Reforma systemu emerytalnego przeprowadzona w ubiegłym roku była zgodna z konstytucją. Zdaniem TK niezgodne z przepisami było ustanowienie całkowitego zakazu OFE. TK rozpoznał w pełnym składzie dwa wnioski w tej sprawie – prezydenta i Rzecznika Praw Obywatelskich. Zgłaszane wątpliwości dotyczyły tego, czy zgodne z ustawą zasadnicza było przeniesienie części środków do ZUS i umorzenie 51,5 proc. aktywów OFE, co miało naruszyć zaufanie obywateli do państwa.
Trybunał Konstytucyjny orzekł, że reforma emerytalna uchwalona 6 grudnia 2013 roku i realizowana w 2014 roku była zgodna z konstytucją.
Według wyroku zgodne z ustawą zasadnicza jest:
- zakaz lokowania przez OFE w państwowe obligacje,
- przekazanie części zgromadzonych składek z OFE do ZUS,
- ponowny wybór OFE-ZUS.
Zdaniem TK niezgodny z ustawą zasadnicza był częściowo, jedynie przepis zakazujący reklamy Otwartych Funduszy Emerytalnych.
Sędzia sprawozdawca prof. Zubik powiedział, uzasadniając środowy wyrok, że zaskarżone przepisy o zasadach reklamy nie są skierowane do ogółu, tylko do specjalistów i dla nich nie są niejasne. Ocenił jednak, że ustawowe ograniczenie reklamy nie było dostatecznie uzasadnione. Przypomniał, że ograniczenia wolności można wprowadzać, jeśli są konieczne dla zapewnienia bezpieczeństwa lub porządku publicznego, ochrony środowiska, zdrowia lub moralności publicznej, albo wolności i praw innych osób.
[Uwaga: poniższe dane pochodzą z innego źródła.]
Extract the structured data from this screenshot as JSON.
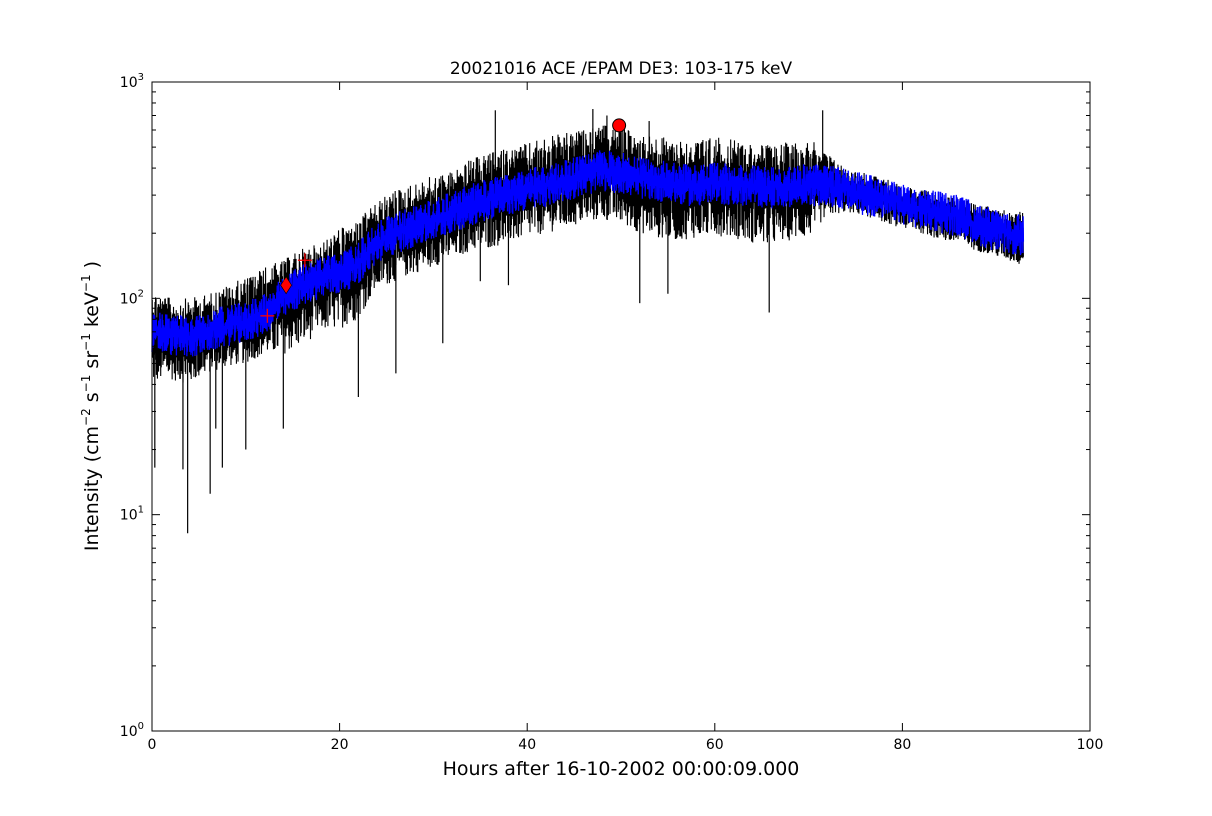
{
  "chart_data": {
    "type": "line",
    "title": "20021016 ACE /EPAM DE3: 103-175 keV",
    "xlabel": "Hours after 16-10-2002 00:00:09.000",
    "ylabel": {
      "prefix": "Intensity (cm",
      "exp1": "−2",
      "s": " s",
      "exp2": "−1",
      "sr": " sr",
      "exp3": "−1",
      "kev": " keV",
      "exp4": "−1",
      "suffix": " )"
    },
    "xlim": [
      0,
      100
    ],
    "ylim": [
      1,
      1000
    ],
    "yscale": "log",
    "x_ticks": [
      0,
      20,
      40,
      60,
      80,
      100
    ],
    "x_tick_labels": [
      "0",
      "20",
      "40",
      "60",
      "80",
      "100"
    ],
    "y_ticks": [
      {
        "value": 1,
        "base": "10",
        "exp": "0"
      },
      {
        "value": 10,
        "base": "10",
        "exp": "1"
      },
      {
        "value": 100,
        "base": "10",
        "exp": "2"
      },
      {
        "value": 1000,
        "base": "10",
        "exp": "3"
      }
    ],
    "grid": false,
    "series": [
      {
        "kind": "raw",
        "color": "#000000",
        "x": [
          0,
          2,
          4,
          6,
          8,
          10,
          12,
          14,
          16,
          18,
          20,
          22,
          24,
          26,
          28,
          30,
          32,
          34,
          36,
          38,
          40,
          42,
          44,
          46,
          48,
          50,
          52,
          54,
          56,
          58,
          60,
          62,
          64,
          66,
          68,
          70,
          72,
          74,
          76,
          78,
          80,
          82,
          84,
          86,
          88,
          90,
          92.9
        ],
        "center": [
          70,
          68,
          66,
          70,
          75,
          78,
          85,
          100,
          115,
          125,
          130,
          145,
          180,
          200,
          215,
          230,
          250,
          270,
          290,
          300,
          320,
          330,
          350,
          370,
          390,
          380,
          360,
          350,
          340,
          330,
          340,
          335,
          330,
          325,
          330,
          335,
          330,
          320,
          300,
          290,
          275,
          260,
          250,
          240,
          220,
          205,
          195
        ],
        "low": [
          40,
          42,
          40,
          45,
          48,
          50,
          55,
          55,
          60,
          70,
          72,
          80,
          110,
          120,
          130,
          140,
          150,
          165,
          170,
          180,
          190,
          200,
          210,
          220,
          230,
          220,
          200,
          190,
          185,
          190,
          195,
          190,
          180,
          175,
          185,
          190,
          240,
          250,
          240,
          225,
          210,
          200,
          185,
          175,
          165,
          155,
          140
        ],
        "high": [
          110,
          100,
          100,
          105,
          115,
          125,
          140,
          150,
          170,
          180,
          210,
          230,
          280,
          320,
          340,
          370,
          390,
          440,
          470,
          500,
          520,
          560,
          580,
          600,
          630,
          620,
          580,
          560,
          550,
          540,
          560,
          540,
          520,
          510,
          530,
          550,
          470,
          400,
          380,
          360,
          330,
          320,
          300,
          290,
          275,
          260,
          250
        ],
        "spikes": [
          [
            3.8,
            8.2
          ],
          [
            0.3,
            16.5
          ],
          [
            6.2,
            12.5
          ],
          [
            7.5,
            16.5
          ],
          [
            3.3,
            16.2
          ],
          [
            10,
            20
          ],
          [
            6.8,
            25
          ],
          [
            14,
            25
          ],
          [
            22,
            35
          ],
          [
            26,
            45
          ],
          [
            31,
            62
          ],
          [
            35,
            120
          ],
          [
            38,
            115
          ],
          [
            52,
            95
          ],
          [
            55,
            105
          ],
          [
            65.8,
            86
          ],
          [
            47,
            750
          ],
          [
            48.5,
            700
          ],
          [
            36.6,
            740
          ],
          [
            71.5,
            740
          ],
          [
            53,
            660
          ]
        ]
      },
      {
        "kind": "smoothed",
        "color": "#0000ff",
        "x": [
          0,
          2,
          4,
          6,
          8,
          10,
          12,
          14,
          16,
          18,
          20,
          22,
          24,
          26,
          28,
          30,
          32,
          34,
          36,
          38,
          40,
          42,
          44,
          46,
          48,
          50,
          52,
          54,
          56,
          58,
          60,
          62,
          64,
          66,
          68,
          70,
          72,
          74,
          76,
          78,
          80,
          82,
          84,
          86,
          88,
          90,
          92.9
        ],
        "center": [
          70,
          68,
          66,
          70,
          75,
          78,
          85,
          100,
          115,
          125,
          130,
          145,
          180,
          200,
          215,
          230,
          250,
          270,
          290,
          300,
          320,
          330,
          350,
          370,
          390,
          380,
          360,
          350,
          340,
          330,
          340,
          335,
          330,
          325,
          330,
          335,
          330,
          320,
          300,
          290,
          275,
          260,
          250,
          240,
          220,
          205,
          195
        ],
        "low_factor": 0.8,
        "high_factor": 1.25
      }
    ],
    "markers": [
      {
        "shape": "circle",
        "x": 49.8,
        "y": 630,
        "color": "#ff0000"
      },
      {
        "shape": "diamond",
        "x": 14.3,
        "y": 115,
        "color": "#ff0000"
      },
      {
        "shape": "plus",
        "x": 12.3,
        "y": 83,
        "color": "#ff0000"
      },
      {
        "shape": "plus",
        "x": 16.3,
        "y": 150,
        "color": "#ff0000"
      }
    ]
  }
}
Sędzia tłumaczył, że są - mniej dolegliwe niż całkowity zakaz - środki, którymi można wpływać na konsumentów, by osiągnąć zamierzony przez ustawodawcę cel. Można było np. ograniczyć konkretne formy przekazu reklamowego, a nie całość – podkreślał Zubik. Przypomniał, że OFE konkurują nie tylko z ZUS-em, ale także między sobą. Ponadto zakaz reklamy obejmuje nie tylko okres, kiedy można decydować o przynależności do OFE, czy ZUS, ale także okres przed tym terminem. „Tak daleko idące ograniczenie nie jest konieczne” – stwierdził, uzasadniając wyrok. Z sentencji na stronie internetowej TK wynika, że sędziowie nie dali okresu przejściowego, po którym przepisy stracą moc. Oznacza to, że zakaz reklamy przestaje obowiązywać po ogłoszeniu orzeczenia.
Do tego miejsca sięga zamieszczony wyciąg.